Pour mieux comprendre où en sont les droits des personnes LGBTI+ en Asie, à travers la situation de la Chine, de l'Inde et de l'Indonésie.

L'Inde a dépénalisé l'homosexualité le 6 septembre 2018, lorsque la Cour suprême a invalidé l'article 377 du Code pénal, qui punissait de plusieurs années de prison les relations sexuelles entre personnes de même sexe. Cette évolution juridique a permis aux personnes LGBTI+ de mieux s'organiser, de se présenter aux élections, de lutter pour leurs droits civiques et de jouir d'une plus grande visibilité dans l'espace public et médiatique. Cependant, elles sont toujours confrontées aux discriminations et à une grande précarité, en particulier les personnes trans.  Contrairement à l’Inde et à plusieurs de ses voisins directs, comme la Malaisie, l’Indonésie ne pénalise pas explicitement l’homosexualité. Mais les personnes LGBTI+ ne sont pas protégées par les lois anti-discriminations du pays, et se voient visées par des législations spécifiques, notamment dans les provinces qui appliquent les dispositions de la charia, la loi islamique. En mai 2017, un couple d’hommes du vingtaine d’années qui avait été pris en flagrant délit par une milice intégriste locale de la province d’Aceh a été puni de 83 coups de rotins chacun. L’affaire a fait grand bruit sur la scène internationale et a mis en lumière les conséquences de lois islamistes intégristes pour les personnes LGBTI+ de certains pays d’Asie. Les droits LGBTI+ indonésiens sont menacés actuellement par des factions politiques et des lobbies religieux, mais cela n’empêche pas les militants locaux de se mobiliser de plus en plus. 

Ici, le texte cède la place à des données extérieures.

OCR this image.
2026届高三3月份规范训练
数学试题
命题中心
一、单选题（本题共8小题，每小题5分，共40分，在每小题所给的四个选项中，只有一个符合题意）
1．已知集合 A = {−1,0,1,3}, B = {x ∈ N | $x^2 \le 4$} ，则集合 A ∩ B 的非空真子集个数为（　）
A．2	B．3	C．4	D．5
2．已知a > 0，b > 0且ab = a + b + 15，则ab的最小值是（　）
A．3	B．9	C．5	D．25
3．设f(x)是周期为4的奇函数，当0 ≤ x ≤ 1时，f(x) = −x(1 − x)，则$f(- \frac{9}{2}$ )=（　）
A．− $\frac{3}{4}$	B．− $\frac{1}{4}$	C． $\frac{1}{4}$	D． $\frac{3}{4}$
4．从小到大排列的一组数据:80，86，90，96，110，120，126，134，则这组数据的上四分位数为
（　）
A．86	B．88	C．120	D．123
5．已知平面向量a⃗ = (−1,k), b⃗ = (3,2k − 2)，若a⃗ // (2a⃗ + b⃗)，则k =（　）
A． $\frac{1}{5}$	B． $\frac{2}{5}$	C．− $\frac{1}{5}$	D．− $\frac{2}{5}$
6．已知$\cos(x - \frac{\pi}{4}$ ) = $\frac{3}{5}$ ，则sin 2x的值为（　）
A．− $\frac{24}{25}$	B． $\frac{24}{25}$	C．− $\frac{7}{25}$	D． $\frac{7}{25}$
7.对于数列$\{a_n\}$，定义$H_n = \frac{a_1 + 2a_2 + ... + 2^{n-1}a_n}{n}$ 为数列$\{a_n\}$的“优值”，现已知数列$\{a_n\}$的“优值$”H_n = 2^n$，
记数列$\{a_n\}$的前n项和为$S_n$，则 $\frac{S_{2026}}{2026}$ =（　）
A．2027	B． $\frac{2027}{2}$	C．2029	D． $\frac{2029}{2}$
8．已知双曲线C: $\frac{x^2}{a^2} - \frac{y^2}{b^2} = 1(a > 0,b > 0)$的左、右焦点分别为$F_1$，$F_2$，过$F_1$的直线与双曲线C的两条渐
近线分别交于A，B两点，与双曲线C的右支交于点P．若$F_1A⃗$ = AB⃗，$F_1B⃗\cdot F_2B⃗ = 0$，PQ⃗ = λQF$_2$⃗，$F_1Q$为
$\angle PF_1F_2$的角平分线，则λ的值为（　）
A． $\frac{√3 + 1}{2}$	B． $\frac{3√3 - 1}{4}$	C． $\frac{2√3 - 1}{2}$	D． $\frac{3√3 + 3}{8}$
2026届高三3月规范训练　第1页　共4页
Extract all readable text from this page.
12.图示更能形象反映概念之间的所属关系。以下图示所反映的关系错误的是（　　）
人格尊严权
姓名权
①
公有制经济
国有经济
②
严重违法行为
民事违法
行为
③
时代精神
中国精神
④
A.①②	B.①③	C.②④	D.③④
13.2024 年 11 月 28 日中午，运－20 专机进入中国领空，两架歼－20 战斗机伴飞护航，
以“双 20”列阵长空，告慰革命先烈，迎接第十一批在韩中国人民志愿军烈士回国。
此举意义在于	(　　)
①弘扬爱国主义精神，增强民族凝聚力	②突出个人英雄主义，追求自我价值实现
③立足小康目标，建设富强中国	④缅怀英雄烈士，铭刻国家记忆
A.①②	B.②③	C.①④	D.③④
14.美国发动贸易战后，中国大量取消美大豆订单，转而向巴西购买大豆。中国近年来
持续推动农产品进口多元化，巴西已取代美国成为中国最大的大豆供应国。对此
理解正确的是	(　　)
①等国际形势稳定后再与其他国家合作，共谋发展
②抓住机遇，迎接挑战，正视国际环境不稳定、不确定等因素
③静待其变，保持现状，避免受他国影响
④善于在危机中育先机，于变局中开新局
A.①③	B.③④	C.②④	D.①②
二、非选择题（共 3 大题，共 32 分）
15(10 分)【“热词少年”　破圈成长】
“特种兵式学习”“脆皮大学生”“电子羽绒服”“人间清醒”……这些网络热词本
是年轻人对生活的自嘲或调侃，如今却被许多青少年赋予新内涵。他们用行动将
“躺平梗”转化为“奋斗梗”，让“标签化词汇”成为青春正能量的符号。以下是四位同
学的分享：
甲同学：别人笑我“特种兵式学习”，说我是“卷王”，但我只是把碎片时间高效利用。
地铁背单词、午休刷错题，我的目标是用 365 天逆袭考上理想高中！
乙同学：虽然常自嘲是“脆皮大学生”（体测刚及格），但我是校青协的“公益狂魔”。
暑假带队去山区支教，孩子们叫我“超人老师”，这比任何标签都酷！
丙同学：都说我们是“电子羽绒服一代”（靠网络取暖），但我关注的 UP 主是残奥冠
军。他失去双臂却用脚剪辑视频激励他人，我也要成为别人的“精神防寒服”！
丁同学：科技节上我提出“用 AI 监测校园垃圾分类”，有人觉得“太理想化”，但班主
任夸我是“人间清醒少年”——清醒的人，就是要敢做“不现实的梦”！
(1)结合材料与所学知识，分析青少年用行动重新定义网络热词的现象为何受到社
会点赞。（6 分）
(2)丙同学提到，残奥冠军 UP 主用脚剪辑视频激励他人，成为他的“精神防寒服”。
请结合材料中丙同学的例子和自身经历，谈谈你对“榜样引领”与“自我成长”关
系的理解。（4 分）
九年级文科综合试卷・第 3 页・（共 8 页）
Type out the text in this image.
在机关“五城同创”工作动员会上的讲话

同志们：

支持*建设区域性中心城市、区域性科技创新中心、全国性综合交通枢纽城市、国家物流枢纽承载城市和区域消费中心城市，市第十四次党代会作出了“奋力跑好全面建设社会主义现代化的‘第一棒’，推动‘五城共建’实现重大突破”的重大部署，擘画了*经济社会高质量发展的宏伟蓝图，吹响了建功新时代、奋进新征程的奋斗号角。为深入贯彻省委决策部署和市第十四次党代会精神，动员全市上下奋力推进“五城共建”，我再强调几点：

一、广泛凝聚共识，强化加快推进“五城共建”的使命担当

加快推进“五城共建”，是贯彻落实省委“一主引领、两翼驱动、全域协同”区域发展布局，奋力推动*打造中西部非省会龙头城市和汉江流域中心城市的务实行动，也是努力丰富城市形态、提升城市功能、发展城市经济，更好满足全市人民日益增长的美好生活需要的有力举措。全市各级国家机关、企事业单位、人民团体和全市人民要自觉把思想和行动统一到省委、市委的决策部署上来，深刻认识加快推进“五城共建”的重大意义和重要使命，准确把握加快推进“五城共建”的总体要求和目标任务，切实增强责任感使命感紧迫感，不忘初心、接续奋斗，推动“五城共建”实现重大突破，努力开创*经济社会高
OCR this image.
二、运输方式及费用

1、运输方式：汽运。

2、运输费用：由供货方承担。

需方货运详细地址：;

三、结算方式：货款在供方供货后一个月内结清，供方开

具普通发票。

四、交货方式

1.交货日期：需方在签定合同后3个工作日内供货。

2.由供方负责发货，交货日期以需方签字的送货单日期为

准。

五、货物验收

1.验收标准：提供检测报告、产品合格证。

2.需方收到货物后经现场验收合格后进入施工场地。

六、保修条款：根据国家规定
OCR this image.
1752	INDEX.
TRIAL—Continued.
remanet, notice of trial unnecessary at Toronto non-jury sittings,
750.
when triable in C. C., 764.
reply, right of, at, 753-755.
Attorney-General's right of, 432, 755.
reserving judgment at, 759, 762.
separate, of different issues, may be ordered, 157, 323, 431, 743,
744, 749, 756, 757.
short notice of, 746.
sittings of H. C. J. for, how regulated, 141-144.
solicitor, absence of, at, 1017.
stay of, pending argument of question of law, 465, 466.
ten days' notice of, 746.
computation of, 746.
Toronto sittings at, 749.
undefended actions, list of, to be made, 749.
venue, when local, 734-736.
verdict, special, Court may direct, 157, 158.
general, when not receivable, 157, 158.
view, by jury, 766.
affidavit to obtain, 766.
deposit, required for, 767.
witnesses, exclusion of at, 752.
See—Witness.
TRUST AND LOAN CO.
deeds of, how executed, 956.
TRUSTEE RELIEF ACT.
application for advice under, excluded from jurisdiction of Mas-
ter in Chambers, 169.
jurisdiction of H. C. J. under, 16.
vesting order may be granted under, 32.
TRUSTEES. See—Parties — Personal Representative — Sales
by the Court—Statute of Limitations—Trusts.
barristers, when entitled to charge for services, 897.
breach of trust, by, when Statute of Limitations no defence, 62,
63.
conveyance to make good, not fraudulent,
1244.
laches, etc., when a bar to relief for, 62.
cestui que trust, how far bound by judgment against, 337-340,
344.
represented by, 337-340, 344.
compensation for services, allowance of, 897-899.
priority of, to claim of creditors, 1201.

L’homosexualité a été décriminalisée en 1997 en Chine populaire, puis retiré de la liste des maladies mentales en 2001 par la Société chinoise de psychiatrie – mais cela n’est toujours pas officiellement pris en compte par la Commission nationale de la santé et de la planification familiale. Par ailleurs, alors que les personnes trans peuvent changer de genre légal – sous des conditions très strictes – la transidentité est toujours considérée comme une maladie mentale. L’activisme LGBT+ chinois, lui, s’est développé à partir des années 1990. Si les militantes et militants subissent l’hostilité du gouvernement à l’encontre des ONG, ils et elles parviennent à s’organiser, notamment en ligne. Ils et elles observent attentivement aussi l’évolution des droits dans le reste du monde chinois, en particulier à Taïwan, qui a légalisé le mariage pour tou-te-s en 2019.  Cette conférence aura pour but d’analyser la situation des personnes LGBTI+ dans ces trois pays, en dépassant l’image partielle que l’on en a en France. Où en sont les droits des personnes LGBTI dans ces trois pays, et comment influencent-t-ils le reste de l'Asie ? Comment le contexte historique et social local influence-t-il la perception des identités et les luttes LGBTI+ ? Au-delà du droit, quel rôle joue la visibilité médiatique dans l'acceptation des identités LGBTI+ par les sociétés concernées ?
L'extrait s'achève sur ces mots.